The Grace of Imperfection: Moving Beyond the Pressure to be "Right"
There are certain domains in life in which imperfection or at least space to adjust is allowed. One of these is parenthood. When a family first brings a baby home, they have to constantly try to figure out what that baby needs. Does their cry mean they need a change, a bottle, or a nap? Once parents start to get the hang of it, the routine changes, they have to adjust and figure it out again.
Yet, making a mistake is often demonized in other areas of adulthood. We’re supposed to know exactly what to do and get it “right” the first time. But where does this expectation and pressure come from? It’s different for everyone, but for me I believe it began with school. Making a mistake in school usually resulted in a lower grade, and lower grades meant you didn’t understand or were “stupid”. That is what my inner voice was telling me.
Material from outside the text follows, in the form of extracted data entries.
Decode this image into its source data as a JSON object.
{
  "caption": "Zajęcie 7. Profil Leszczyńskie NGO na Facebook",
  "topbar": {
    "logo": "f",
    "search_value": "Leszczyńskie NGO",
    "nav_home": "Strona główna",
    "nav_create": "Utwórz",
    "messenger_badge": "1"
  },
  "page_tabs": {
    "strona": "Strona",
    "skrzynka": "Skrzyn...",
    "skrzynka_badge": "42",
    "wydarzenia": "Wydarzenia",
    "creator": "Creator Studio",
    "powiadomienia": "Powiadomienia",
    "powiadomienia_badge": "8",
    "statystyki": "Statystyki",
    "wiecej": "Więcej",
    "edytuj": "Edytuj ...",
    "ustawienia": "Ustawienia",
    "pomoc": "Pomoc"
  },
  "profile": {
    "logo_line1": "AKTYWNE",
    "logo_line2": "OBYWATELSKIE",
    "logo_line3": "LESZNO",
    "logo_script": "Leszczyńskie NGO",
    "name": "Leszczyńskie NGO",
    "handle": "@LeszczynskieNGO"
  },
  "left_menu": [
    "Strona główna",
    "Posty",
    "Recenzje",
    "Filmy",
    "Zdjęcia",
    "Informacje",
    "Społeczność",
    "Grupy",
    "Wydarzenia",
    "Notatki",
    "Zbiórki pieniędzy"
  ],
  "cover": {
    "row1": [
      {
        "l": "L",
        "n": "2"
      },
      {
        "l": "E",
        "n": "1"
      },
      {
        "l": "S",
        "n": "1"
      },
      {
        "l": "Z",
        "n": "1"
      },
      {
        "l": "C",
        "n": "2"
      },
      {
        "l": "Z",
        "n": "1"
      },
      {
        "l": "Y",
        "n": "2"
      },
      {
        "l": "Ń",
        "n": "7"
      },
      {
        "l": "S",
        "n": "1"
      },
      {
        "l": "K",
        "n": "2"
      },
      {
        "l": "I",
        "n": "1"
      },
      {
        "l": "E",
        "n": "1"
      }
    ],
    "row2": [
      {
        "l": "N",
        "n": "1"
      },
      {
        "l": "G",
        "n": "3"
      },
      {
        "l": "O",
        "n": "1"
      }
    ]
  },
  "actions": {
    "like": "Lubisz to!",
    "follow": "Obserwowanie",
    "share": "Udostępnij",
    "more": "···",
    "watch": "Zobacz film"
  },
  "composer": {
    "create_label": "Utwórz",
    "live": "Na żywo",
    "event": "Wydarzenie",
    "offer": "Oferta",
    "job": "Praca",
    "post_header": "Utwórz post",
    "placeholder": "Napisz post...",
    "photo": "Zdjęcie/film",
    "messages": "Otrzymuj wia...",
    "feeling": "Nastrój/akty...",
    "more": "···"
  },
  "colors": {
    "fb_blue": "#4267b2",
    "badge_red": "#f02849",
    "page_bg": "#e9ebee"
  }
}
I had so much anxiety and stress around getting it “right” that it made me feel physically ill at times. It really wasn’t until I was out of college and interacted with supportive individuals where I started to give myself permission to make mistakes. I was able to see these individuals model what it is like to make mistakes and not berate themselves for it.
As I continued to reflect on mistakes and how they made me me feel, I started to explore why it feels like such a character flaw. For some it may stem from our families or perhaps teachers. My parents never said mistakes were bad.
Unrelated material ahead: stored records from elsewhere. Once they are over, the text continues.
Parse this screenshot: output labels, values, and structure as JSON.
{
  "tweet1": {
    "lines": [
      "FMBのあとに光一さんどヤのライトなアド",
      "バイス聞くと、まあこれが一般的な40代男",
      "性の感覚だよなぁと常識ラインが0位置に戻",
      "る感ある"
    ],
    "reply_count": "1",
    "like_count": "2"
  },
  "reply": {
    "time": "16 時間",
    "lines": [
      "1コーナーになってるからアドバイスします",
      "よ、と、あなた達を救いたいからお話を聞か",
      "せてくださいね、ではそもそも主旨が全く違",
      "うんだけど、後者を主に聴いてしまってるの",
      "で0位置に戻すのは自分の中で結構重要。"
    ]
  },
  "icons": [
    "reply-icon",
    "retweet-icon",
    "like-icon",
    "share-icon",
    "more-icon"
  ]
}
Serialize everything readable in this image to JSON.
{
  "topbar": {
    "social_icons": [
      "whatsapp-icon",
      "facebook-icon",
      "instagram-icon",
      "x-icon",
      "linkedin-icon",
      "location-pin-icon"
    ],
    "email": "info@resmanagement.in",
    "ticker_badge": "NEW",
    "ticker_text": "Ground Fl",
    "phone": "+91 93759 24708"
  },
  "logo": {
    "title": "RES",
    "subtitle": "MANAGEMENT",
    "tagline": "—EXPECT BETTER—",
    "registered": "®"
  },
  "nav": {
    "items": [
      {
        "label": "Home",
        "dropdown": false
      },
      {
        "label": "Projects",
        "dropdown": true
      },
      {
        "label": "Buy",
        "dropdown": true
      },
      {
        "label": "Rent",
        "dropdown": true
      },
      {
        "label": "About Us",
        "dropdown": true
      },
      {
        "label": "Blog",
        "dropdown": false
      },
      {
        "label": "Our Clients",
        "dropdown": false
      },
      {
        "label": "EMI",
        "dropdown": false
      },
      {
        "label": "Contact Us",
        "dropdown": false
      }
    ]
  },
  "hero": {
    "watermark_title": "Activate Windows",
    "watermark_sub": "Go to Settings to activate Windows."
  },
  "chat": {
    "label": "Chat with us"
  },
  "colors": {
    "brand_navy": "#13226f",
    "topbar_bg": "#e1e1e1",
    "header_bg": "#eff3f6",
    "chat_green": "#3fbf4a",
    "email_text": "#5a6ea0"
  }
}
But the thing is, it doesn’t have to be said explicitly to be communicated.
It can come from watching how a parent speaks to themselves about mistakes or even from the nonverbal cues given. For example a parent saying to themselves (in front of you) “ugh, how could I be so stupid?” Or receiving the “cold shoulder” from a parent after receiving a bad grade. These instances communicate to children that mistakes are bad and make us bad.
Unfortunately we often carry this belief into our adult lives, typically on a subconscious level. So how do we change it? First, as always, we have to notice when that inner voice is speaking up after a mistake or imperfection.
Then, we must become curious about what it is saying. If we can identify the belief or thoughts our inner voice is telling us (check out the Perfection Ceiling Archetypes), we can try to explore where that comes from.
Finally, challenge those thoughts and beliefs. For example, if your inner voice is telling you that you’re stupid for not knowing how to do a task, you might challenge that thought with “this is the first time I’ve ever had to do this task, it’s okay if I don’t know how to do it yet”.
At first it might not feel genuine or believable to ourselves, but the more we show ourselves compassion the more it will resonate with us.
For the next month, practice allowing yourself to be imperfect in one small way and notice how it feels for you.